FiloTabù - Libertà di parlare, coraggio di svelare
Pubblicato da Roberta Visone in Articoli · Venerdì 05 Dic 2025 · Tempo di lettura 6 minuti
Tags: divietousosmartphonescuolatecnologiaeducazioneregolestudentiapprendimentodistrazione
L'11 luglio 2024 è stata emessa una nota ministeriale riguardo al divieto dell'uso degli smartphone in classe, attualmente estesa anche alla scuola secondaria di II grado, poiché quest'uso spropositato diminuirebbe il livello di attenzione, “in particolare durante le lezioni di matematica” e inciderebbe “negativamente sul naturale sviluppo cognitivo determinando, tra l'altro, perdita di concentrazione e di memoria, diminuzione della capacità dialettica, di spirito critico e di adattabilità”. In più aumenterebbe il fenomeno dell'Hikikomori, caratterizzato da “isolamento sociale volontario […] rinunciando ai rapporti con il mondo esterno” (citazioni prese tutte dalla nota ministeriale).

Lungi dal voler criticare la nota tout court, emessa di sicuro per buoni fini. In questo articolo si proverà ad andare più in profondità, alla radice del problema.

Di questo divieto si è parlato durante i primi collegi docenti prima del suono della campanella, con pareri anche contrastanti: da una parte c'è chi è a favore di un ritorno alla penna e al calamaio, perché è colpa dell'abuso dei cellulari che la scolaresca non sa più leggere né scrivere, trascurando aspetti quotidiani come l'inefficienza di diverse scuole secondarie di I grado, diversi genitori che danno l'esempio stando sempre col telefono in mano e una società troppo performante che mira solo a un risultato da medaglia d'oro di progetti e progettini, venendo così meno l'importanza del processo di apprendimento a lungo termine. D'altro canto c'è chi prende atto della realtà secondo cui i mezzi di apprendimento sono cambiati e bisogna, quindi, sfruttare questa dipendenza a favore dell'insegnamento-apprendimento, guidando la scolaresca a un uso didattico e intelligente dei dispositivi elettronici e lasciandosi, a propria volta, guidare dalla loro creatività e dal loro linguaggio. Durante la DAD (didattica a distanza) vi sono stati esempi di enorme creatività, seppur non usando per forza la carta e la penna. Ne ho parlato personalmente nel mio podcast “Io sono oltre – Pensieri in libertà” alla puntata sulla DAD tanto demonizzata dai più.
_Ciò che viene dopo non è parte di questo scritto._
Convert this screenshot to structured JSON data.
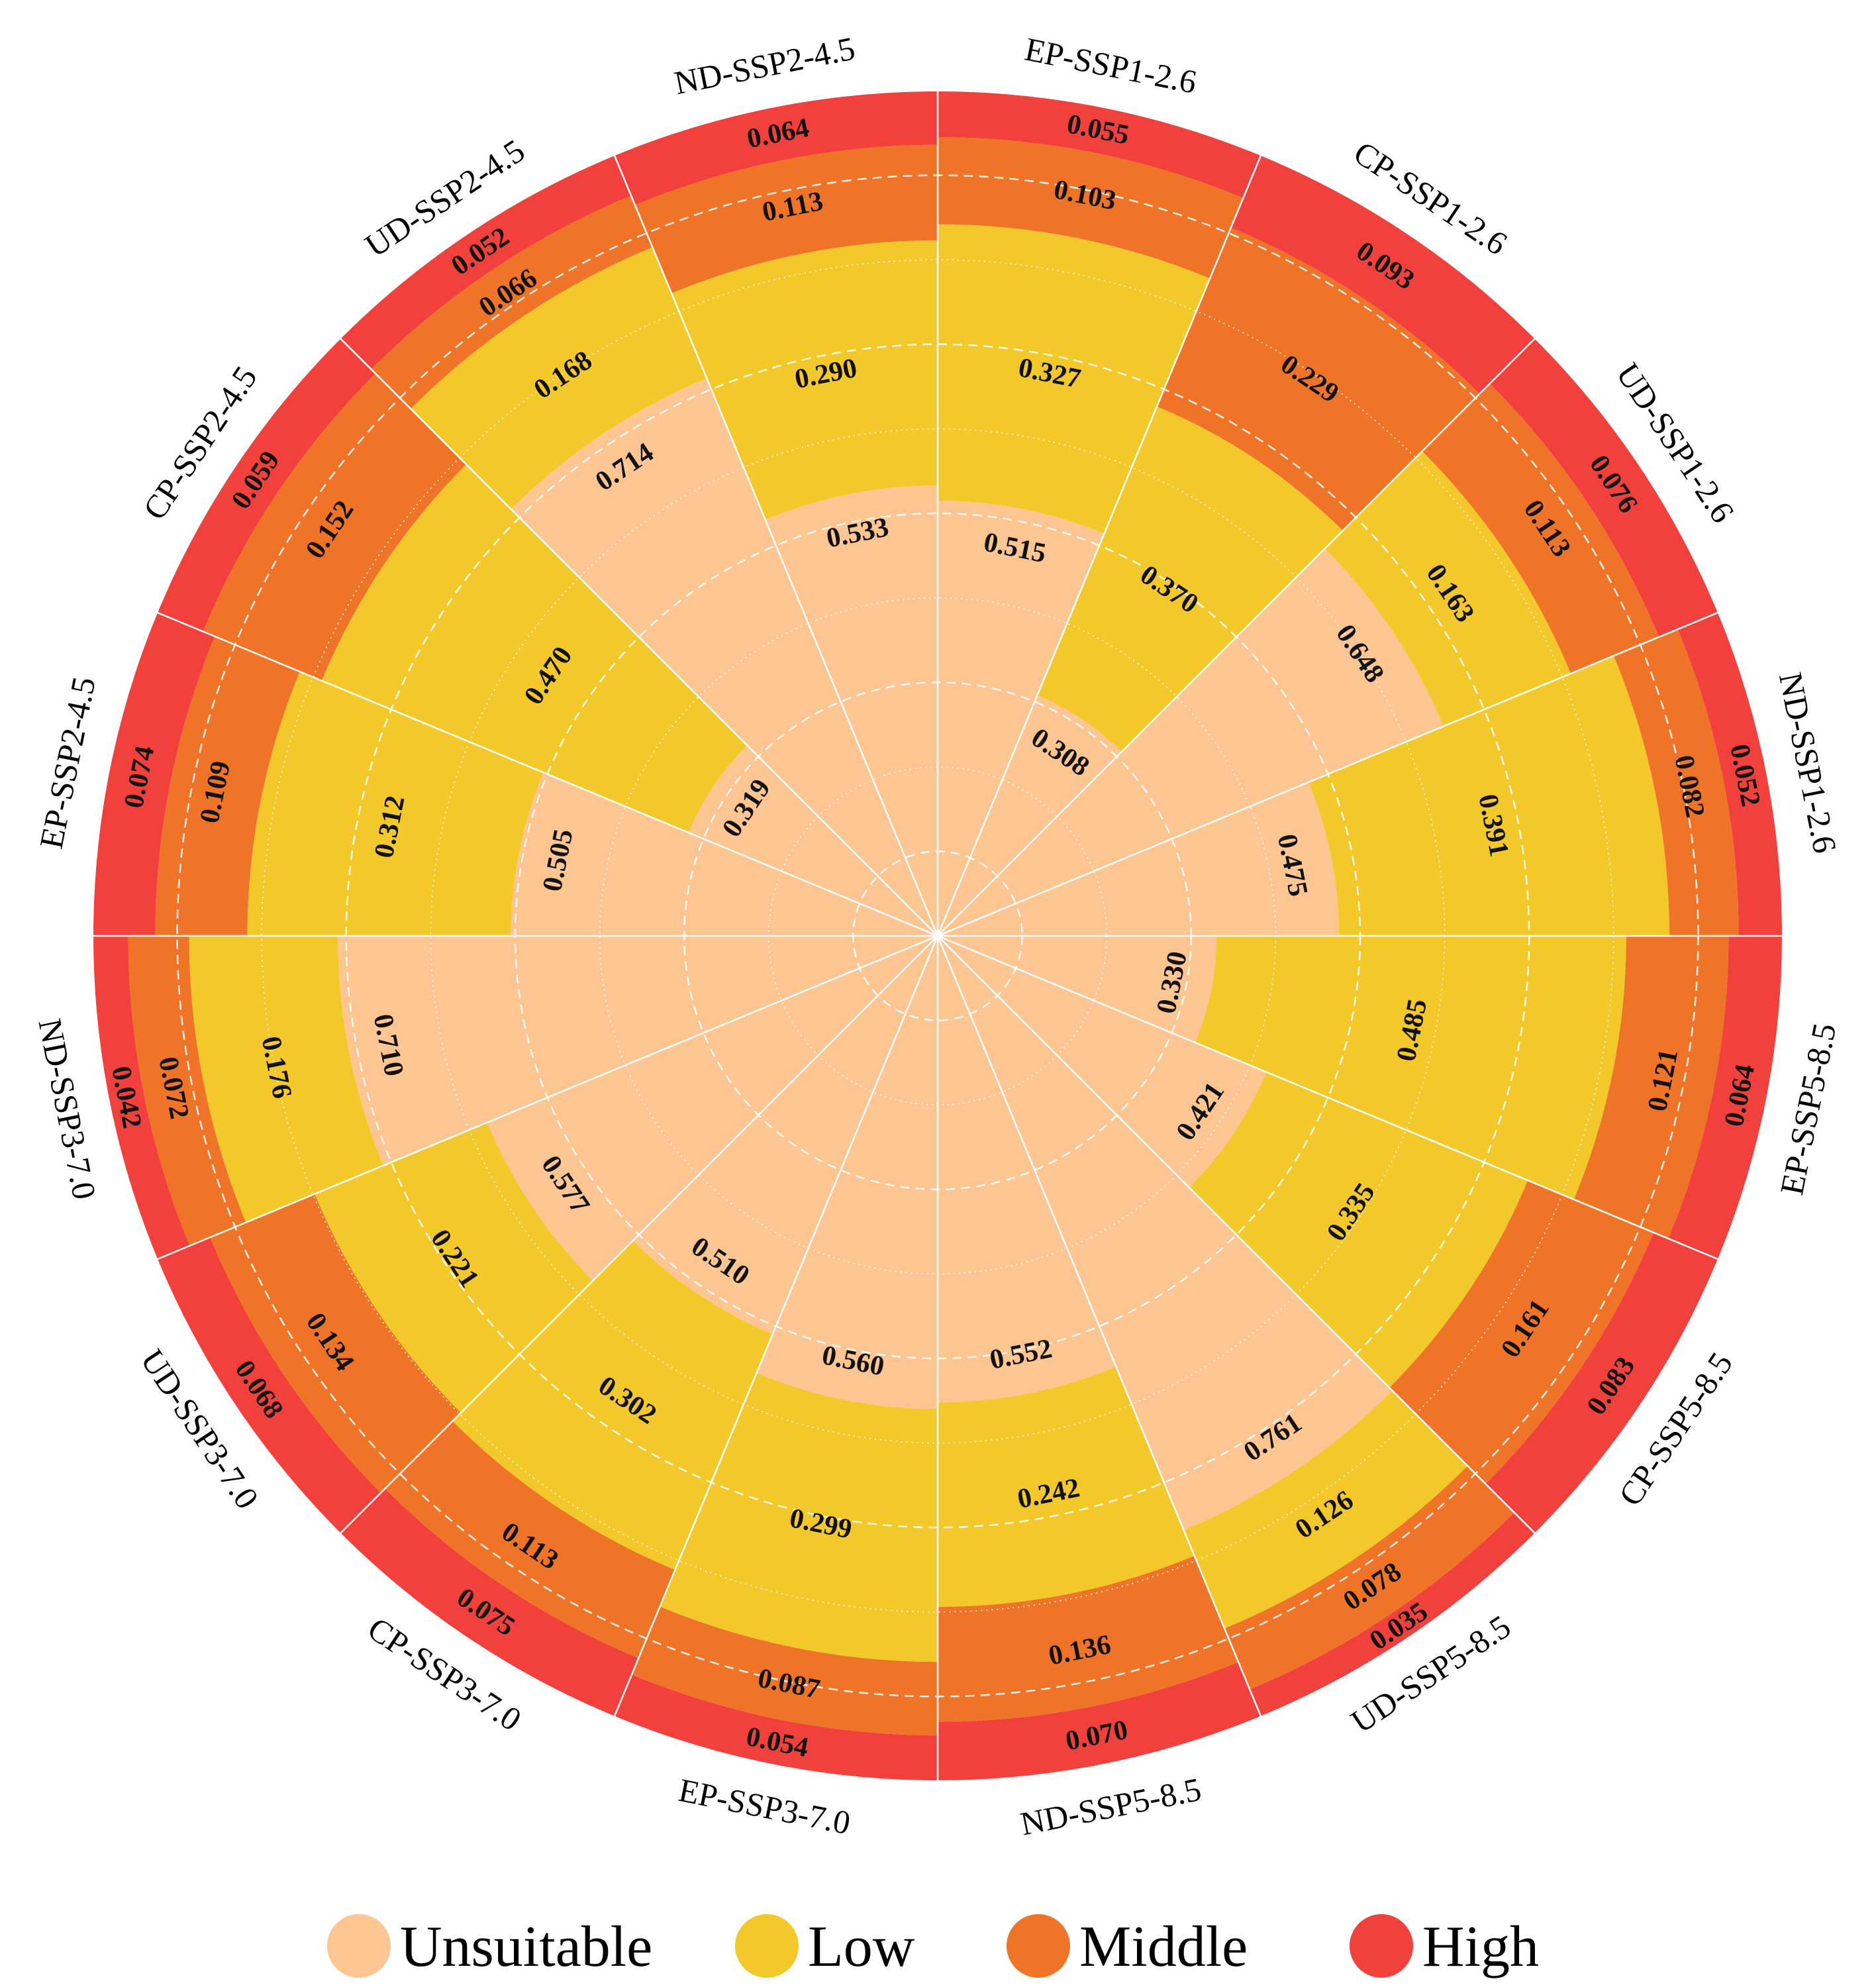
{
  "chart_data": {
    "type": "stacked-polar-bar",
    "levels": [
      "Unsuitable",
      "Low",
      "Middle",
      "High"
    ],
    "colors": {
      "Unsuitable": "#FCC591",
      "Low": "#F2C82A",
      "Middle": "#F07427",
      "High": "#F2413D",
      "grid": "#FFFFFF"
    },
    "categories": [
      "EP-SSP1-2.6",
      "CP-SSP1-2.6",
      "UD-SSP1-2.6",
      "ND-SSP1-2.6",
      "EP-SSP5-8.5",
      "CP-SSP5-8.5",
      "UD-SSP5-8.5",
      "ND-SSP5-8.5",
      "EP-SSP3-7.0",
      "CP-SSP3-7.0",
      "UD-SSP3-7.0",
      "ND-SSP3-7.0",
      "EP-SSP2-4.5",
      "CP-SSP2-4.5",
      "UD-SSP2-4.5",
      "ND-SSP2-4.5"
    ],
    "series": [
      {
        "name": "Unsuitable",
        "values": [
          0.515,
          0.308,
          0.648,
          0.475,
          0.33,
          0.421,
          0.761,
          0.552,
          0.56,
          0.51,
          0.577,
          0.71,
          0.505,
          0.319,
          0.714,
          0.533
        ]
      },
      {
        "name": "Low",
        "values": [
          0.327,
          0.37,
          0.163,
          0.391,
          0.485,
          0.335,
          0.126,
          0.242,
          0.299,
          0.302,
          0.221,
          0.176,
          0.312,
          0.47,
          0.168,
          0.29
        ]
      },
      {
        "name": "Middle",
        "values": [
          0.103,
          0.229,
          0.113,
          0.082,
          0.121,
          0.161,
          0.078,
          0.136,
          0.087,
          0.113,
          0.134,
          0.072,
          0.109,
          0.152,
          0.066,
          0.113
        ]
      },
      {
        "name": "High",
        "values": [
          0.055,
          0.093,
          0.076,
          0.052,
          0.064,
          0.083,
          0.035,
          0.07,
          0.054,
          0.075,
          0.068,
          0.042,
          0.074,
          0.059,
          0.052,
          0.064
        ]
      }
    ],
    "radial_range": [
      0,
      1
    ],
    "gridlines": [
      0.1,
      0.2,
      0.3,
      0.4,
      0.5,
      0.6,
      0.7,
      0.8,
      0.9
    ],
    "legend_position": "bottom"
  }
}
Non credo si possa applicare un insegnamento-apprendimento “student-centered” se si pretende dalla scolaresca di usare sempre libri cartacei per ricerche e lavori di gruppo e di scrivere sempre con la penna. In altre parole, mettere al centro la scolaresca privandola di ciò che fa parte del proprio mondo credo sia un modo per allontanarsi ancora di più da loro. Per ripicca e per ribellione ricorreranno come minimo a sotterfugi come consegnare/tenere nello zaino uno solo dei due, tre, quattro smartphone, o passarsi un unico telefono in tutta la classe mentre si svolge una verifica scritta. Lo si faceva coi fogliettini, figuriamoci se non aguzzano l'ingegno in questo senso?
Dal mio punto di vista la nota ministeriale avrebbe pieno senso e si applicherebbe in modo del tutto efficiente ed efficace se la classe docenti potesse, per esempio, far compilare un CV in lingua o far creare altro materiale didattico avendo laboratori a disposizione e una scolaresca fornita di tablet e PC. In caso contrario ogni tentativo di recuperare la “gioventù bruciata dagli smartphone” risulta vano, anche perché come si può curare la causa della dipendenza da smartphone, se ci si preoccupa solo di curarne il sintomo togliendo il cellulare, lo stesso strumento utilizzato durante il periodo COVID per scopo didattico da docenti quanto da studenti? Come può un divieto del genere non fomentare crisi d'astinenza (perché cambia l'oggetto, ma il parallelismo tra chi dipende dalle sigarette e chi da un dispositivo elettronico risulta piuttosto calzante)? Come si creano classi competitive dal punto di vista lavorativo, se non le si prepara a linguaggi e mezzi attuali? Davvero si crede che la scolaresca invierà CV e lettere d'accompagnamento scritte a mano? Davvero si potrà compilare un foglio di lavoro in un'agenzia di tour operator senza mai ricorrere a programmi che permettono di creare tabelle e fare calcoli? Davvero si potrà creare una presentazione da proiettare su un maxischermo senza un programma e piuttosto su dei cartelloni che probabilmente verranno buttati via?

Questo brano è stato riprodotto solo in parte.